Por Leonardo Corrêa*

Desde o início, é fundamental esclarecer que as críticas apresentadas neste artigo são construtivas e têm como único propósito fomentar a reflexão. Não se trata de um ataque ao Judiciário ou a qualquer Ministro em particular. Em uma sociedade democrática, o diálogo, o contraponto e a diversidade de opiniões são essenciais para o aperfeiçoamento das instituições e o fortalecimento do Estado de Direito.

O sistema jurídico brasileiro é fundamentado no modelo acusatório, no qual a separação entre juiz e acusação é essencial para garantir um julgamento justo.

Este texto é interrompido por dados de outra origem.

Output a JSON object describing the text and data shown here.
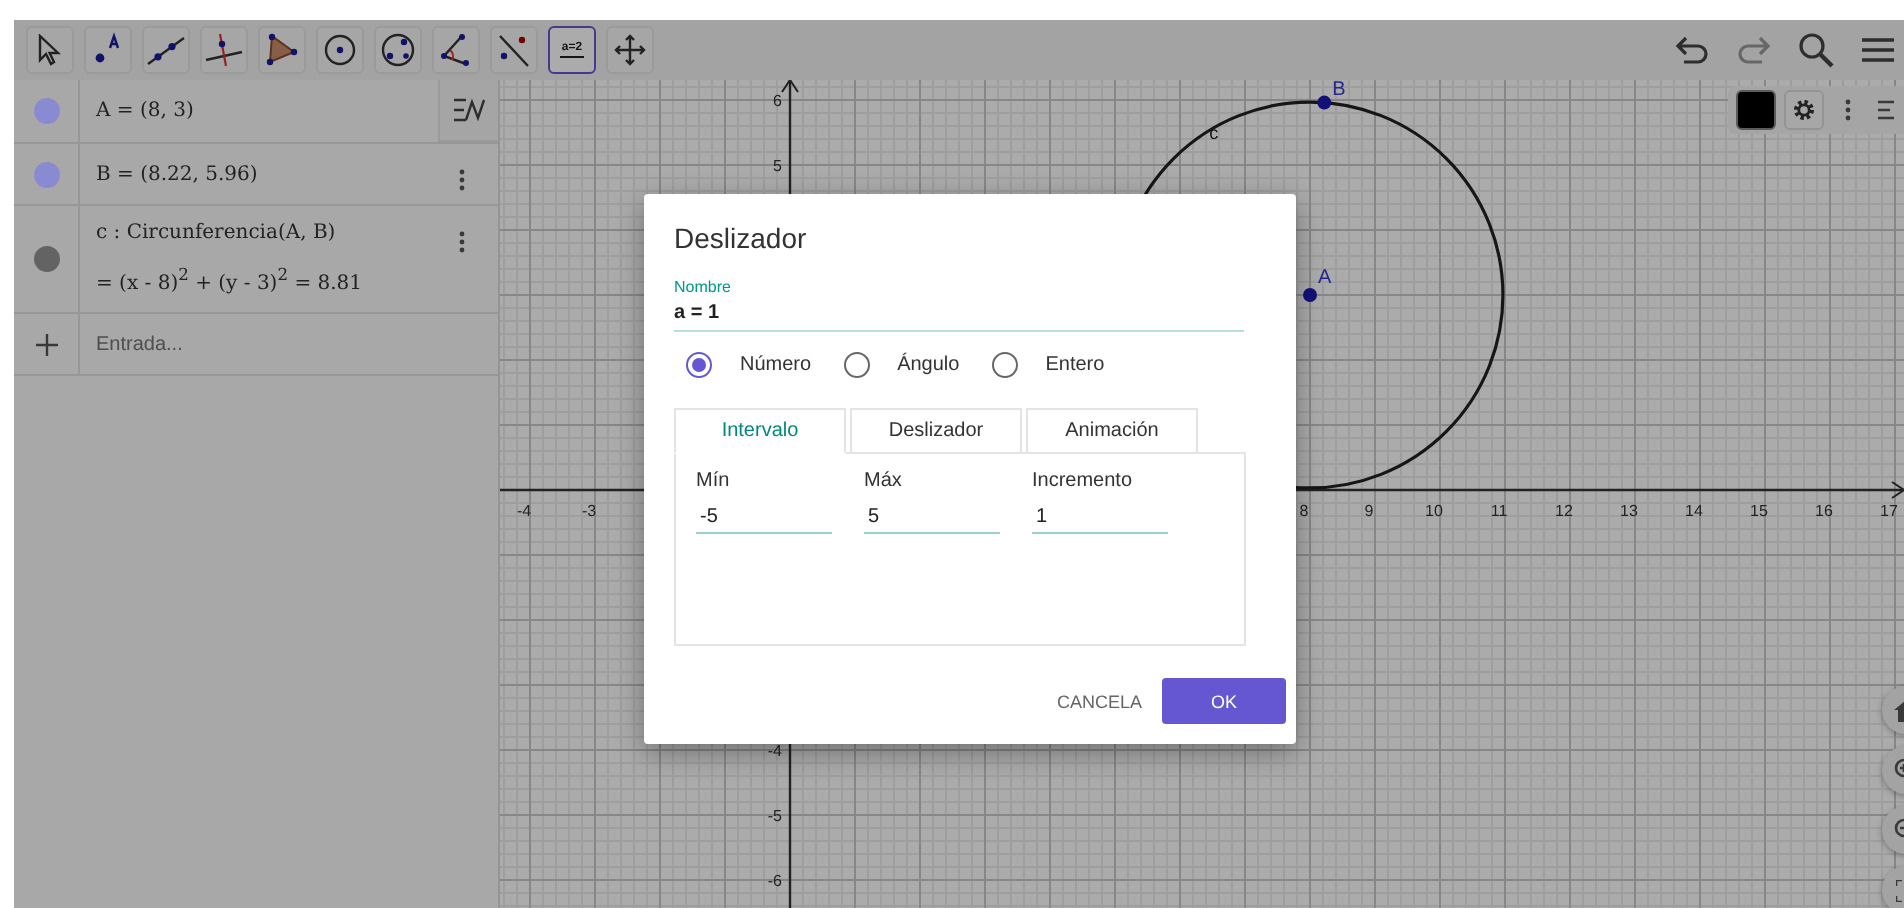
{
  "toolbar": {
    "tools": [
      {
        "kind": "pointer",
        "selected": false
      },
      {
        "kind": "point",
        "selected": false
      },
      {
        "kind": "line",
        "selected": false
      },
      {
        "kind": "perpendicular",
        "selected": false
      },
      {
        "kind": "polygon",
        "selected": false
      },
      {
        "kind": "circle",
        "selected": false
      },
      {
        "kind": "circle3",
        "selected": false
      },
      {
        "kind": "angle",
        "selected": false
      },
      {
        "kind": "reflect",
        "selected": false
      },
      {
        "kind": "slider",
        "selected": true,
        "text": "a=2"
      },
      {
        "kind": "move",
        "selected": false
      }
    ]
  },
  "top_actions": [
    {
      "kind": "undo",
      "disabled": false
    },
    {
      "kind": "redo",
      "disabled": true
    },
    {
      "kind": "search"
    },
    {
      "kind": "menu"
    }
  ],
  "algebra": {
    "items": [
      {
        "kind": "object",
        "color": "#8a8ad2",
        "lines": [
          "A = (8, 3)"
        ],
        "menu": false
      },
      {
        "kind": "object",
        "color": "#8a8ad2",
        "lines": [
          "B = (8.22, 5.96)"
        ],
        "menu": true
      },
      {
        "kind": "object",
        "color": "#636363",
        "lines": [
          "c : Circunferencia(A, B)",
          "= (x - 8)$^{2}$ + (y - 3)$^{2}$ = 8.81"
        ],
        "menu": true
      },
      {
        "kind": "input",
        "placeholder": "Entrada..."
      }
    ]
  },
  "graphics": {
    "style_bar": {
      "color": "#000000"
    },
    "x_labels": [
      "-4",
      "-3",
      "8",
      "9",
      "10",
      "11",
      "12",
      "13",
      "14",
      "15",
      "16",
      "17"
    ],
    "y_labels": [
      "6",
      "5",
      "-4",
      "-5",
      "-6"
    ],
    "points": [
      {
        "label": "A"
      },
      {
        "label": "B"
      }
    ],
    "curves": [
      {
        "label": "c"
      }
    ],
    "nav": [
      {
        "kind": "home"
      },
      {
        "kind": "zoom_in"
      },
      {
        "kind": "zoom_out"
      },
      {
        "kind": "fullscreen"
      }
    ]
  },
  "dialog": {
    "title": "Deslizador",
    "name_field": {
      "label": "Nombre",
      "value": "a = 1"
    },
    "types": [
      {
        "label": "Número",
        "selected": true
      },
      {
        "label": "Ángulo",
        "selected": false
      },
      {
        "label": "Entero",
        "selected": false
      }
    ],
    "tabs": [
      {
        "label": "Intervalo",
        "selected": true
      },
      {
        "label": "Deslizador",
        "selected": false
      },
      {
        "label": "Animación",
        "selected": false
      }
    ],
    "fields": [
      {
        "label": "Mín",
        "value": "-5"
      },
      {
        "label": "Máx",
        "value": "5"
      },
      {
        "label": "Incremento",
        "value": "1"
      }
    ],
    "buttons": [
      {
        "kind": "text",
        "label": "CANCELA"
      },
      {
        "kind": "primary",
        "label": "OK"
      }
    ]
  }
}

Enquanto o Ministério Público investiga e apresenta denúncias, cabe ao magistrado atuar como um árbitro imparcial, assegurando que o processo ocorra dentro das regras legais e respeite os direitos da defesa. No entanto, quando um juiz assume uma postura ativa que aparenta o favorecimento um dos lados, ele compromete sua neutralidade e afeta diretamente a credibilidade do julgamento.

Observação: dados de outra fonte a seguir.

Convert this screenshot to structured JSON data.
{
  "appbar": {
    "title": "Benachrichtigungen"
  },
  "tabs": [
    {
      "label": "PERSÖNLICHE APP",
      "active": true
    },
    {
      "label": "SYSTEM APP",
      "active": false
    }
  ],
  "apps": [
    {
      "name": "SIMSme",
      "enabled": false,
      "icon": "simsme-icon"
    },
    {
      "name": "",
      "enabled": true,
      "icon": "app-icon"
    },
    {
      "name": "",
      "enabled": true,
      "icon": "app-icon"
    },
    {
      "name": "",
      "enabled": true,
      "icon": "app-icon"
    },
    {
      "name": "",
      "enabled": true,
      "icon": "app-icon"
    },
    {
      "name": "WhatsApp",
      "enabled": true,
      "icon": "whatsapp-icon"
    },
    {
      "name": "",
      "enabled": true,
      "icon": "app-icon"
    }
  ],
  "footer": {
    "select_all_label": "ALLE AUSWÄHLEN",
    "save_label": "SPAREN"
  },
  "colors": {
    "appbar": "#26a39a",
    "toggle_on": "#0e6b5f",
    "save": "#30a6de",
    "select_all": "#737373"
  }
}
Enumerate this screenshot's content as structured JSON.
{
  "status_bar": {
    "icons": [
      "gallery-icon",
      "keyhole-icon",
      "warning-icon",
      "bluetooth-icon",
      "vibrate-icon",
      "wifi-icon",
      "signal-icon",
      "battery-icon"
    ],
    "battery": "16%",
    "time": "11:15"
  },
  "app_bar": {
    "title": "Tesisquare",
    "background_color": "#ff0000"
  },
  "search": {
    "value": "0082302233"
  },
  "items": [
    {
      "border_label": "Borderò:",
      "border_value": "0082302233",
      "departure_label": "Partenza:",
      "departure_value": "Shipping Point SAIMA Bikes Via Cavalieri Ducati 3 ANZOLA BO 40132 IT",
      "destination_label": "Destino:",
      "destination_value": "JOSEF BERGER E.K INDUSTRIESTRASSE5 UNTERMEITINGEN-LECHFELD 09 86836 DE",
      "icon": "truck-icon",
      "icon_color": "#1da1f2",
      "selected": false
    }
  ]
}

A recente decisão do ministro Alexandre de Moraes de retirar o sigilo da delação de Mauro Cid, logo após a denúncia da Procuradoria-Geral da República (PGR) contra o ex-presidente Jair Bolsonaro e outros acusados, levanta uma questão fundamental: por que essa delação permaneceu oculta até agora? Se continha informações relevantes, deveria ter sido divulgada antes, permitindo que a defesa se preparasse de maneira adequada. Ao escolher o momento exato para liberar o conteúdo, Moraes cria um desequilíbrio processual evidente. Essa estratégia pode influenciar não apenas o curso do processo, mas também a opinião pública, que passa a consumir uma narrativa construída antes mesmo que os acusados tenham oportunidade de apresentar sua versão dos fatos.

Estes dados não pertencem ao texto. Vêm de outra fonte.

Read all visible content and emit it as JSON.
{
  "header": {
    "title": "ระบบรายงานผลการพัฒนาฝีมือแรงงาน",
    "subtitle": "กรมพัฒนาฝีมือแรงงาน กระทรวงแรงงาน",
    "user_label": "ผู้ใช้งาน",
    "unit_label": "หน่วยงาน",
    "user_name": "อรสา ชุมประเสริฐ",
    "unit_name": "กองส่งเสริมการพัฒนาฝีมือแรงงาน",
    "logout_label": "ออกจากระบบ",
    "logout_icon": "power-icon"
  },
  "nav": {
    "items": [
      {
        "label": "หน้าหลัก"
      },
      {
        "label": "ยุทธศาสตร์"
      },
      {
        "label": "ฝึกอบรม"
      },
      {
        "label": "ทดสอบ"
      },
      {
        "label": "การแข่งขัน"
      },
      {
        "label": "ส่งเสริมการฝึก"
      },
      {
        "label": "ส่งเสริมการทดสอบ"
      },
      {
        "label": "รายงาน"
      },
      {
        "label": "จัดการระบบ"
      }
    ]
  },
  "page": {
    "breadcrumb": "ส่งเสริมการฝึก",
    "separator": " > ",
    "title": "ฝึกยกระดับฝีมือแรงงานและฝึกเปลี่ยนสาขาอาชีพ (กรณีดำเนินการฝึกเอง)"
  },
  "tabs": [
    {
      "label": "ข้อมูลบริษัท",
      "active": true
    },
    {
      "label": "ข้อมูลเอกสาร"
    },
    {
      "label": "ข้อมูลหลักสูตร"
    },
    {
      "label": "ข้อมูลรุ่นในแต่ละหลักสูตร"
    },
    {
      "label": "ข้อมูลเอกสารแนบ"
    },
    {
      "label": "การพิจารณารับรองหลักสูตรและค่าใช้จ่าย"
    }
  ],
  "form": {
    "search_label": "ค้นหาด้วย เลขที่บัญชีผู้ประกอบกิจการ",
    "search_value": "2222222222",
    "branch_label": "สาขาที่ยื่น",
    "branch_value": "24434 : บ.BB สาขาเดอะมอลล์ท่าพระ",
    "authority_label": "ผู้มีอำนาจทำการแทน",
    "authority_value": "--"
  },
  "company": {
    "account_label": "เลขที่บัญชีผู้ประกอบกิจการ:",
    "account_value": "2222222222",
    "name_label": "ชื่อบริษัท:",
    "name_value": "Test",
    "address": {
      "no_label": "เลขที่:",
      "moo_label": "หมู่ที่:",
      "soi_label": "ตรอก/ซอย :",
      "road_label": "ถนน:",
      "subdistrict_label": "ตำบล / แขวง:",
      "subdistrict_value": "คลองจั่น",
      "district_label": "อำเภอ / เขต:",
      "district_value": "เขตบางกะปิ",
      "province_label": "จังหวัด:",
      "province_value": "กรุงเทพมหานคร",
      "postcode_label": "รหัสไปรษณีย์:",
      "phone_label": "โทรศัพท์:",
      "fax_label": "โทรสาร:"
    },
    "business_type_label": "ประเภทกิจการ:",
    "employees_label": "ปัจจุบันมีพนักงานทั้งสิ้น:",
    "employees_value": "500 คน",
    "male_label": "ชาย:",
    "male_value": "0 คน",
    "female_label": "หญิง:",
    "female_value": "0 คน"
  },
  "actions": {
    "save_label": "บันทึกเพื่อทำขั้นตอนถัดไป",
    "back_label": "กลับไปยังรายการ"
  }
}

Mais do que isso, a confiabilidade da delação de Mauro Cid é altamente questionável. Segundo reportagem da Folha de S. Paulo, Cid mudou seu depoimento sobre a suposta trama golpista somente após Alexandre de Moraes – de acordo com a matéria – ameaçá-lo com prisão por descumprimento dos termos da colaboração. Essa mudança teria ocorrido em novembro de 2023, durante uma audiência a portas fechadas no STF, quando Moraes lhe disse que poderia recolocá-lo na cadeia, revogar sua delação e ainda estender as investigações a familiares seus.

A pressão foi tão intensa que Cid alterou detalhes essenciais de seu relato, incluindo a versão de que Braga Netto teria pedido dinheiro ao PL para mobilizar militares. Antes, o próprio Cid dizia que esse pedido não havia existido e que a questão do dinheiro tinha sido uma “brincadeira”. Somente após a ameaça de prisão por Moraes ele modificou sua narrativa para uma versão alinhada com a tese da PGR.

Além disso, há um detalhe que torna essa delação ainda mais frágil: o próprio conteúdo dos depoimentos de Cid não sustenta a tese da PGR sobre um suposto golpe de Estado. Como apontou Claudio Dantas, a leitura atenta da colaboração premiada do ex-ajudante de ordens de Jair Bolsonaro revela que ele não participou, não testemunhou, não presenciou e sequer tem conhecimento direto sobre qualquer plano golpista. O próprio Cid afirma:

“Eu queria esclarecer que eu pessoalmente não participei de nenhum planejamento, execução ou tomei ciência de pormenores que pudessem estar sendo planejados ou executados. Eu não executei, eu não vi documento, eu não participei de datas ou nada detalhado sobre isso.”

Se o delator não integrou, compactuou ou presenciou qualquer ato ilícito, então como pode entregar alguém? Se as declarações de Cid não embasam as acusações da PGR, por que o Ministro Alexandre de Moraes manteve seus depoimentos em sigilo até agora e ainda resiste a divulgar os vídeos das audiências?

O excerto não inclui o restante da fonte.